Tuesday, March 11, 2008

women as themselves

“To identify Woman with Altruism is to guarantee to man absolute rights in her devotion, it is to impose on women a categorical imperative,” says Simone de Beauvoir, making her point clear about the idea that it is the “paternalism” that had deprived of woman of her “transcendence” of which she was, as it was with man, with her at once. It was that as woman was stolen of her own meaning of purpose or direction, out of man’s selfishness, her “transcendence” eventually disappeared and certain claims of man through which she seemed inactive and subordinate was regarded as innate in her.

In her story, “The New Dress,” Woolf describes a woman named “Mable” whose emotions go through a course of great struggle in which she tries to fight her dilemma as a woman in the society where she’s in. Mable’s conception of herself is very much fragile and largely influenced by how she would fit into the society where man’s eyes and comments seem to be the only and absolute measure of all. She frequently tries to feel assure of herself by asking men, though indirectly, of their opinions on how she looked. As their returning words fail to meet her expectation, her world is as though shattered, as in “I feel like some dowdy, decrepit…she said, making Robert Haydon stop just to hear say that…,” “…she saw the truth. THIS was true…”

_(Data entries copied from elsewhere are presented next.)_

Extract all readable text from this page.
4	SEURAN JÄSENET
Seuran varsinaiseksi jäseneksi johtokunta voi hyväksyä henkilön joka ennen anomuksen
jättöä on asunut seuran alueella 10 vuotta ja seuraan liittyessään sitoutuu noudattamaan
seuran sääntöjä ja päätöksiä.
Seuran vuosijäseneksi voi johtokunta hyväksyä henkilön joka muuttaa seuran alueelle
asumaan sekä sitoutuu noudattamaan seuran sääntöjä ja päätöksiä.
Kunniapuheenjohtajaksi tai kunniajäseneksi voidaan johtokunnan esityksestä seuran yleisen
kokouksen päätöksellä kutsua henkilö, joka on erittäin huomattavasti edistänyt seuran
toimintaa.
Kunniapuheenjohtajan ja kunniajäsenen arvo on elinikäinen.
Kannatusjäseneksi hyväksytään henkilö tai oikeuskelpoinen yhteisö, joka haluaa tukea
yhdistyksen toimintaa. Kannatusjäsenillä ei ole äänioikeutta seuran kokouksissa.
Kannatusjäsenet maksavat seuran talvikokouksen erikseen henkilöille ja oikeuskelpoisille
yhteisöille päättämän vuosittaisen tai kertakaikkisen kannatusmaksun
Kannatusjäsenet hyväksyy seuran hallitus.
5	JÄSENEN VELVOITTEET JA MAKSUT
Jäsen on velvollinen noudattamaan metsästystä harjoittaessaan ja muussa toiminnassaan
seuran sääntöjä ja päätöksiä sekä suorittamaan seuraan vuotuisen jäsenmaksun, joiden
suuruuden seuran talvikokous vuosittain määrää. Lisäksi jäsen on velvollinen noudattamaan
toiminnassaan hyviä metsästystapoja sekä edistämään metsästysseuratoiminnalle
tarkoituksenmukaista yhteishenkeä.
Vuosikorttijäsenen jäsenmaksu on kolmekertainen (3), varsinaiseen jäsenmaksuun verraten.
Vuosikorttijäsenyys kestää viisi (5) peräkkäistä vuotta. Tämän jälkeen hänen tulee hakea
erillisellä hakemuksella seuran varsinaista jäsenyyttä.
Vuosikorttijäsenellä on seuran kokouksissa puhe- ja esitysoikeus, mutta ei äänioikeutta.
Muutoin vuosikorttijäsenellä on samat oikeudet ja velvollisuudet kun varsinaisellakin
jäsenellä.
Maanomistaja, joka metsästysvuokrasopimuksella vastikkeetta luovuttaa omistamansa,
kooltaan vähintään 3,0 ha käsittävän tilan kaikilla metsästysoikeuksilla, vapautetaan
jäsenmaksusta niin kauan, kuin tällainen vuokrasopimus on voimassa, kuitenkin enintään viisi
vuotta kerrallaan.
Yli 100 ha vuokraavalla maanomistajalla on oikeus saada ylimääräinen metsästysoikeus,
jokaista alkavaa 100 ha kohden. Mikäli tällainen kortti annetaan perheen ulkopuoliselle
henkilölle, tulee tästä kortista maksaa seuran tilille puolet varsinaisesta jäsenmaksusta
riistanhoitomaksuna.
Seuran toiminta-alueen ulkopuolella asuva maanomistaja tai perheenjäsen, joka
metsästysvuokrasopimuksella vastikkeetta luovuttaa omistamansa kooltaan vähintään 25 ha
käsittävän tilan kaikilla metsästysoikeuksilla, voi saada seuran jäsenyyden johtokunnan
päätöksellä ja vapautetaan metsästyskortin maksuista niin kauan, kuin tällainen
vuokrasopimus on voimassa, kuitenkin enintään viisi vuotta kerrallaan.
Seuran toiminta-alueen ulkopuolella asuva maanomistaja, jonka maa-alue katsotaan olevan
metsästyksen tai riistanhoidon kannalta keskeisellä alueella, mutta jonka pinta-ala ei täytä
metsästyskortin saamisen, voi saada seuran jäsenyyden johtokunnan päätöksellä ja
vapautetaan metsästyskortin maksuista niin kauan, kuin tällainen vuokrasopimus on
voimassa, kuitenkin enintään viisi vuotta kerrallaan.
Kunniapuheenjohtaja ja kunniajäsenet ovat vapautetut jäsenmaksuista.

What Woolf tries to show in her story and the notion of de Beauvoir regarding men’s superiority over women seem to move into the same direction in which they both try to depict how women’s self worth largely depended on the way men had constructed the society.

As the thought of “delicious moments” came to Mabel, in which she felt truly happy by being by herself beside the ocean, experiencing the solitude in which she was the only and absolute being, Woolf seems to try to offer a way in which a woman is to gain what was lost to her. That is, for women to have a time and space where she can appreciate and enjoy herself. Though it may vary in ways in which a woman is to be truly happy, it always comes down to a point where it is herself that is the center of all the values that are to be arranged. Through the forms of literature, women are sometimes portrayed as lesser beings than men, but writings such as that of Woolf try to imply, that it is in the hands of women, to get rid of the ways that men had created, in search of women’s strength and freedom in their truest form.